ADHD and Substance Use Disorders

ADHD and Substance Use Disorders


ADHD and Substance Use Disorders

Adult Attention-Deficit/Hyperactivity Disorder (ADHD) is often treated with stimulant medication.  The issue with this type of medication has to do with those individuals who have co-occurring substance abuse problems and ADHD.  Over one-half of adults with ADHD have a co-occurring substance use disorder; however, 95% of medications to treat ADHD are methylphenidates, or stimulants.  Methylphenidate is a safe and effective treatment for ADHD and many find relief from ADHD symptoms through its use.  Methylphenidate, however, does have the same properties as amphetamines and cocaine, which is why it is considered a controlled substance.

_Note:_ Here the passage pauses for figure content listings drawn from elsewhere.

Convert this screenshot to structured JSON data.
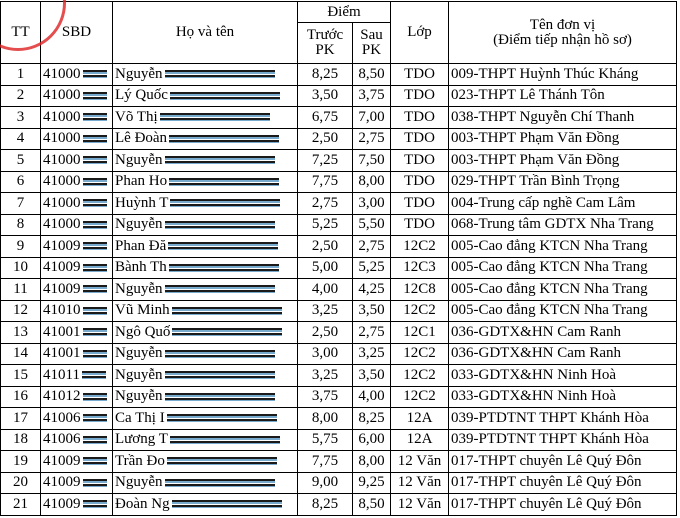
{
  "header": {
    "tt": "TT",
    "sbd": "SBD",
    "name": "Họ và tên",
    "score": "Điểm",
    "before": "Trước PK",
    "after": "Sau PK",
    "class": "Lớp",
    "unit": "Tên đơn vị",
    "unit_sub": "(Điểm tiếp nhận hồ sơ)"
  },
  "table": {
    "rows": [
      [
        "1",
        "41000",
        "Nguyễn",
        "8,25",
        "8,50",
        "TDO",
        "009-THPT Huỳnh Thúc Kháng"
      ],
      [
        "2",
        "41000",
        "Lý Quốc",
        "3,50",
        "3,75",
        "TDO",
        "023-THPT Lê Thánh Tôn"
      ],
      [
        "3",
        "41000",
        "Võ Thị",
        "6,75",
        "7,00",
        "TDO",
        "038-THPT Nguyễn Chí Thanh"
      ],
      [
        "4",
        "41000",
        "Lê Đoàn",
        "2,50",
        "2,75",
        "TDO",
        "003-THPT Phạm Văn Đồng"
      ],
      [
        "5",
        "41000",
        "Nguyễn",
        "7,25",
        "7,50",
        "TDO",
        "003-THPT Phạm Văn Đồng"
      ],
      [
        "6",
        "41000",
        "Phan Ho",
        "7,75",
        "8,00",
        "TDO",
        "029-THPT Trần Bình Trọng"
      ],
      [
        "7",
        "41000",
        "Huỳnh T",
        "2,75",
        "3,00",
        "TDO",
        "004-Trung cấp nghề Cam Lâm"
      ],
      [
        "8",
        "41000",
        "Nguyễn",
        "5,25",
        "5,50",
        "TDO",
        "068-Trung tâm GDTX Nha Trang"
      ],
      [
        "9",
        "41009",
        "Phan Đă",
        "2,50",
        "2,75",
        "12C2",
        "005-Cao đẳng KTCN Nha Trang"
      ],
      [
        "10",
        "41009",
        "Bành Th",
        "5,00",
        "5,25",
        "12C3",
        "005-Cao đẳng KTCN Nha Trang"
      ],
      [
        "11",
        "41009",
        "Nguyễn",
        "4,00",
        "4,25",
        "12C8",
        "005-Cao đẳng KTCN Nha Trang"
      ],
      [
        "12",
        "41010",
        "Vũ Minh",
        "3,25",
        "3,50",
        "12C2",
        "005-Cao đẳng KTCN Nha Trang"
      ],
      [
        "13",
        "41001",
        "Ngô Quố",
        "2,50",
        "2,75",
        "12C1",
        "036-GDTX&HN Cam Ranh"
      ],
      [
        "14",
        "41001",
        "Nguyễn",
        "3,00",
        "3,25",
        "12C2",
        "036-GDTX&HN Cam Ranh"
      ],
      [
        "15",
        "41011",
        "Nguyễn",
        "3,25",
        "3,50",
        "12C2",
        "033-GDTX&HN Ninh Hoà"
      ],
      [
        "16",
        "41012",
        "Nguyễn",
        "3,75",
        "4,00",
        "12C2",
        "033-GDTX&HN Ninh Hoà"
      ],
      [
        "17",
        "41006",
        "Ca Thị I",
        "8,00",
        "8,25",
        "12A",
        "039-PTDTNT THPT Khánh Hòa"
      ],
      [
        "18",
        "41006",
        "Lương T",
        "5,75",
        "6,00",
        "12A",
        "039-PTDTNT THPT Khánh Hòa"
      ],
      [
        "19",
        "41009",
        "Trần Đo",
        "7,75",
        "8,00",
        "12 Văn",
        "017-THPT chuyên Lê Quý Đôn"
      ],
      [
        "20",
        "41009",
        "Nguyễn",
        "9,00",
        "9,25",
        "12 Văn",
        "017-THPT chuyên Lê Quý Đôn"
      ],
      [
        "21",
        "41009",
        "Đoàn Ng",
        "8,25",
        "8,50",
        "12 Văn",
        "017-THPT chuyên Lê Quý Đôn"
      ]
    ]
  }
}
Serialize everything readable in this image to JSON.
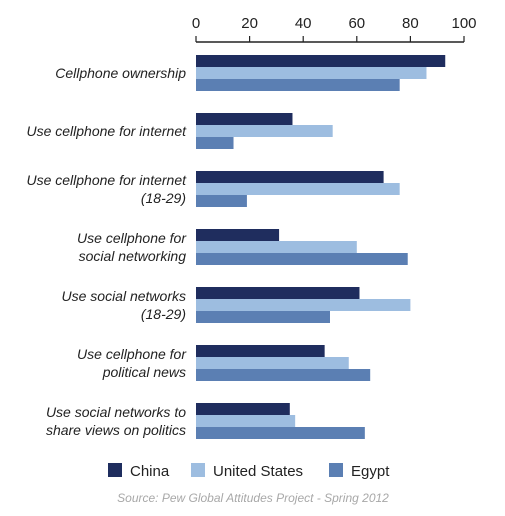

The issue is that individuals with ADHD can either become addicted to the stimulant medication or can relapse from other substance abuse problems.  Antidepressant medications are also prescribed for ADHD; however, some individuals do not respond to antidepressants.  As many as 50% of adults with ADHD have co-occurring substance use disorder, primarily alcohol, cocaine, and marijuana.  Individuals with ADHD show an earlier onset of substance abuse that is not responsive to treatment and can progress to alcohol and other drugs quickly.

There are four components of ADHD that may account for co-occurring substance use disorders including hyperarousal, inattention, impulsiveness, and a reward system deficit.  These neurobehavioral deficits truly define ADHD.  Alcohol and drugs can counteract the reward system deficit making it more enjoyable to use substances and drink alcohol.

Considerations should be taken for those individuals with ADHD and substance use disorder and the use of stimulant medication.  If a person has not responded well to alternate treatments such as antidepressants, stimulant medication might need to be prescribed.  If an individual is severely impaired by their ADHD symptoms, stimulant medication might need to be prescribed.  An individual with ADHD can become addicted to stimulant medication; however, this was only found in 8%, as reported in one study.  Stimulant abuse might also not develop immediately, and one report found that abuse became apparent after six months of stimulant medication treatment.

Antidepressant medications have shown promise in treating adults with ADHD, as they do not have the potential for abuse; therefore, an individual with co-occurring substance abuse and ADHD should seek medical assistance.

ADHD and substance use disorders are two serious disorders that can affect an individual’s social and occupational functioning.  Care should be taken when an adult with ADHD has a co-occurring substance abuse problem especially when needing to take medication for the ADHD.